Dans l’Italie de la Renaissance, Bianca, demoiselle de bonne famille, est en âge de se marier. Ses parents lui trouvent un fiancé à leur goût : Giovanni, un riche marchand, jeune et plaisant. Le mariage semble devoir se dérouler sous les meilleurs auspices même si Bianca ne peut cacher sa déception de devoir épouser un homme dont elle ignore tout. Mais c’était sans connaître le secret détenu et légué par les femmes de sa famille depuis des générations : une « peau d’homme » ! En la revêtant, Bianca devient Lorenzo et bénéficie de tous les attributs d’un jeune homme à la beauté stupéfiante. Elle peut désormais visiter incognito le monde des hommes et apprendre à connaître son fiancé dans son milieu naturel. Mais dans sa peau d’homme, Bianca s’affranchit des limites imposées aux femmes et découvre l’amour et la sexualité.
La morale de la Renaissance agit alors en miroir de celle de notre siècle et pose plusieurs questions : pourquoi les femmes devraient-elles avoir une sexualité différente de celle des hommes ? Pourquoi leur plaisir et leur liberté devraient-ils faire l’objet de mépris et de coercition ? Comment enfin la morale peut-elle être l’instrument d’une domination à la fois sévère et inconsciente ?
À travers une fable enlevée et subtile comme une comédie de Billy Wilder, Hubert et Zanzim questionnent avec brio notre rapport au genre et à la sexualité… mais pas que. En mêlant ainsi la religion et le sexe, la morale et l’humour, la noblesse et le franc-parler, peau d’homme nous invite tant à la libération des mœurs qu’à la quête folle et ardente de l’amour.

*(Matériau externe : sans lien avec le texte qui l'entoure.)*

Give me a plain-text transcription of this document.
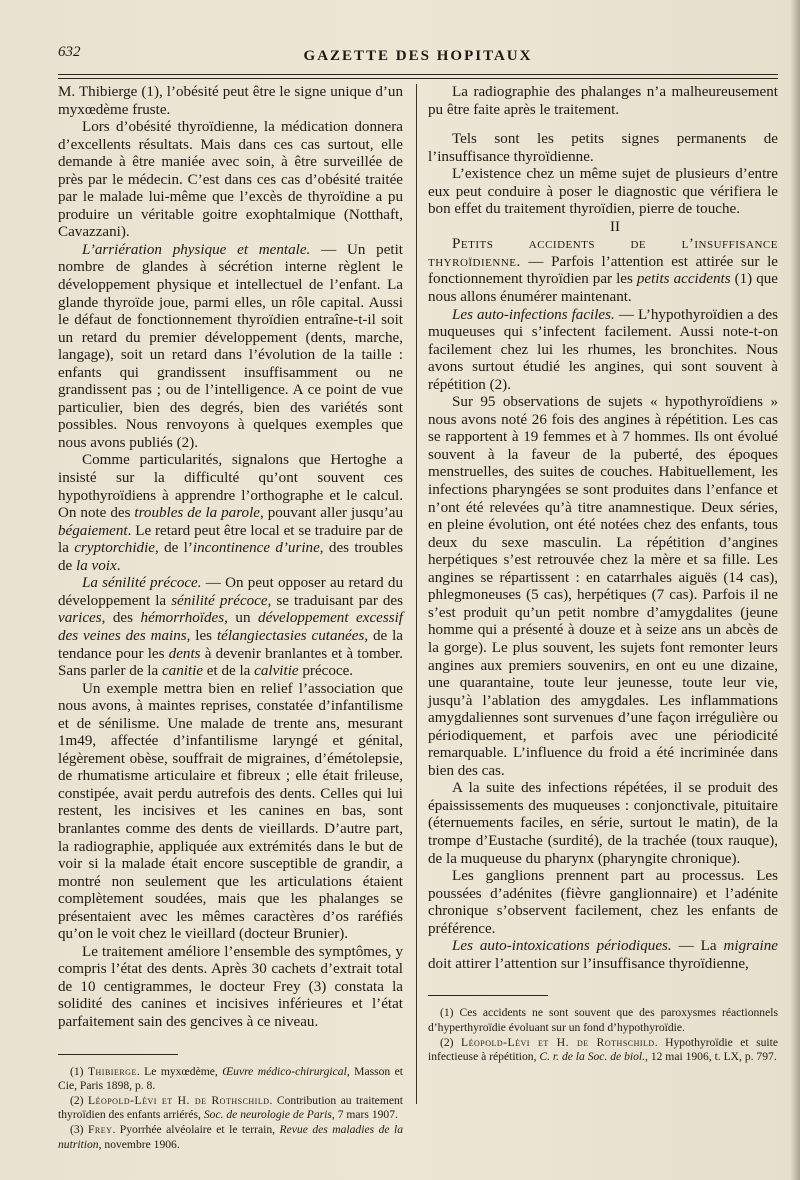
632	GAZETTE DES HOPITAUX

M. Thibierge (1), l’obésité peut être le signe unique d’un myxœdème fruste.

Lors d’obésité thyroïdienne, la médication donnera d’excellents résultats. Mais dans ces cas surtout, elle demande à être maniée avec soin, à être surveillée de près par le médecin. C’est dans ces cas d’obésité traitée par le malade lui-même que l’excès de thyroïdine a pu produire un véritable goitre exophtalmique (Notthaft, Cavazzani).

L’arriération physique et mentale. — Un petit nombre de glandes à sécrétion interne règlent le développement physique et intellectuel de l’enfant. La glande thyroïde joue, parmi elles, un rôle capital. Aussi le défaut de fonctionnement thyroïdien entraîne-t-il soit un retard du premier développement (dents, marche, langage), soit un retard dans l’évolution de la taille : enfants qui grandissent insuffisamment ou ne grandissent pas ; ou de l’intelligence. A ce point de vue particulier, bien des degrés, bien des variétés sont possibles. Nous renvoyons à quelques exemples que nous avons publiés (2).

Comme particularités, signalons que Hertoghe a insisté sur la difficulté qu’ont souvent ces hypothyroïdiens à apprendre l’orthographe et le calcul. On note des troubles de la parole, pouvant aller jusqu’au bégaiement. Le retard peut être local et se traduire par de la cryptorchidie, de l’incontinence d’urine, des troubles de la voix.

La sénilité précoce. — On peut opposer au retard du développement la sénilité précoce, se traduisant par des varices, des hémorrhoïdes, un développement excessif des veines des mains, les télangiectasies cutanées, de la tendance pour les dents à devenir branlantes et à tomber. Sans parler de la canitie et de la calvitie précoce.

Un exemple mettra bien en relief l’association que nous avons, à maintes reprises, constatée d’infantilisme et de sénilisme. Une malade de trente ans, mesurant 1m49, affectée d’infantilisme laryngé et génital, légèrement obèse, souffrait de migraines, d’émétolepsie, de rhumatisme articulaire et fibreux ; elle était frileuse, constipée, avait perdu autrefois des dents. Celles qui lui restent, les incisives et les canines en bas, sont branlantes comme des dents de vieillards. D’autre part, la radiographie, appliquée aux extrémités dans le but de voir si la malade était encore susceptible de grandir, a montré non seulement que les articulations étaient complètement soudées, mais que les phalanges se présentaient avec les mêmes caractères d’os raréfiés qu’on le voit chez le vieillard (docteur Brunier).

Le traitement améliore l’ensemble des symptômes, y compris l’état des dents. Après 30 cachets d’extrait total de 10 centigrammes, le docteur Frey (3) constata la solidité des canines et incisives inférieures et l’état parfaitement sain des gencives à ce niveau.

(1) Thibierge. Le myxœdème, Œuvre médico-chirurgical, Masson et Cie, Paris 1898, p. 8.

(2) Léopold-Lévi et H. de Rothschild. Contribution au traitement thyroïdien des enfants arriérés, Soc. de neurologie de Paris, 7 mars 1907.

(3) Frey. Pyorrhée alvéolaire et le terrain, Revue des maladies de la nutrition, novembre 1906.

La radiographie des phalanges n’a malheureusement pu être faite après le traitement.

Tels sont les petits signes permanents de l’insuffisance thyroïdienne.

L’existence chez un même sujet de plusieurs d’entre eux peut conduire à poser le diagnostic que vérifiera le bon effet du traitement thyroïdien, pierre de touche.

II

Petits accidents de l’insuffisance thyroïdienne. — Parfois l’attention est attirée sur le fonctionnement thyroïdien par les petits accidents (1) que nous allons énumérer maintenant.

Les auto-infections faciles. — L’hypothyroïdien a des muqueuses qui s’infectent facilement. Aussi note-t-on facilement chez lui les rhumes, les bronchites. Nous avons surtout étudié les angines, qui sont souvent à répétition (2).

Sur 95 observations de sujets « hypothyroïdiens » nous avons noté 26 fois des angines à répétition. Les cas se rapportent à 19 femmes et à 7 hommes. Ils ont évolué souvent à la faveur de la puberté, des époques menstruelles, des suites de couches. Habituellement, les infections pharyngées se sont produites dans l’enfance et n’ont été relevées qu’à titre anamnestique. Deux séries, en pleine évolution, ont été notées chez des enfants, tous deux du sexe masculin. La répétition d’angines herpétiques s’est retrouvée chez la mère et sa fille. Les angines se répartissent : en catarrhales aiguës (14 cas), phlegmoneuses (5 cas), herpétiques (7 cas). Parfois il ne s’est produit qu’un petit nombre d’amygdalites (jeune homme qui a présenté à douze et à seize ans un abcès de la gorge). Le plus souvent, les sujets font remonter leurs angines aux premiers souvenirs, en ont eu une dizaine, une quarantaine, toute leur jeunesse, toute leur vie, jusqu’à l’ablation des amygdales. Les inflammations amygdaliennes sont survenues d’une façon irrégulière ou périodiquement, et parfois avec une périodicité remarquable. L’influence du froid a été incriminée dans bien des cas.

A la suite des infections répétées, il se produit des épaississements des muqueuses : conjonctivale, pituitaire (éternuements faciles, en série, surtout le matin), de la trompe d’Eustache (surdité), de la trachée (toux rauque), de la muqueuse du pharynx (pharyngite chronique).

Les ganglions prennent part au processus. Les poussées d’adénites (fièvre ganglionnaire) et l’adénite chronique s’observent facilement, chez les enfants de préférence.

Les auto-intoxications périodiques. — La migraine doit attirer l’attention sur l’insuffisance thyroïdienne,

(1) Ces accidents ne sont souvent que des paroxysmes réactionnels d’hyperthyroïdie évoluant sur un fond d’hypothyroïdie.

(2) Léopold-Lévi et H. de Rothschild. Hypothyroïdie et suite infectieuse à répétition, C. r. de la Soc. de biol., 12 mai 1906, t. LX, p. 797.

Du haut de sa tour, accompagnée de ses amies Rubina et Agostina, Bianca jeune demoiselle de la noblesse observe celui que sa famille a choisi pour elle : Giovanni. Elle regrette de devoir épouser un homme dont elle ignore tout et s’ouvre de sa déception à sa marraine. Celle-ci lui révèle alors un secret : les femmes de sa famille possèdent depuis des générations une « peau d’homme » qu’elles ont baptisée Lorenzo, sorte de combinaison intégrale qui transforme celle qui la revêt en beau jeune homme à la stupéfiante beauté. Si Bianca s’en sert, elle pourra approcher incognito son futur époux dans le monde « des hommes » et ainsi apprendre à le connaître . Et elle fera bien des découvertes …

IL ÉTAIT UNE FOIS …
Comme souvent dans les œuvres d’Hubert, le récit adopte la forme du conte traditionnel. Ceci se voit dès le titre qui est un clin d’œil à l’œuvre de Perrault, « Peau d’âne ». L’histoire se passe en un lieu et un temps indéterminés, mais comme dans « Le Boiseleur », on peut reconnaître l’époque du la haute Renaissance et peut être l’Italie avec l’architecture et les noms choisis. On a une bonne marraine, un objet magique, une jeune fille pure et innocente (ce que souligne son prénom), une quête, des méchants au sein même de la famille (et là on retrouve plutôt « Les Ogres-dieux ») et un dénouement en apparence heureux.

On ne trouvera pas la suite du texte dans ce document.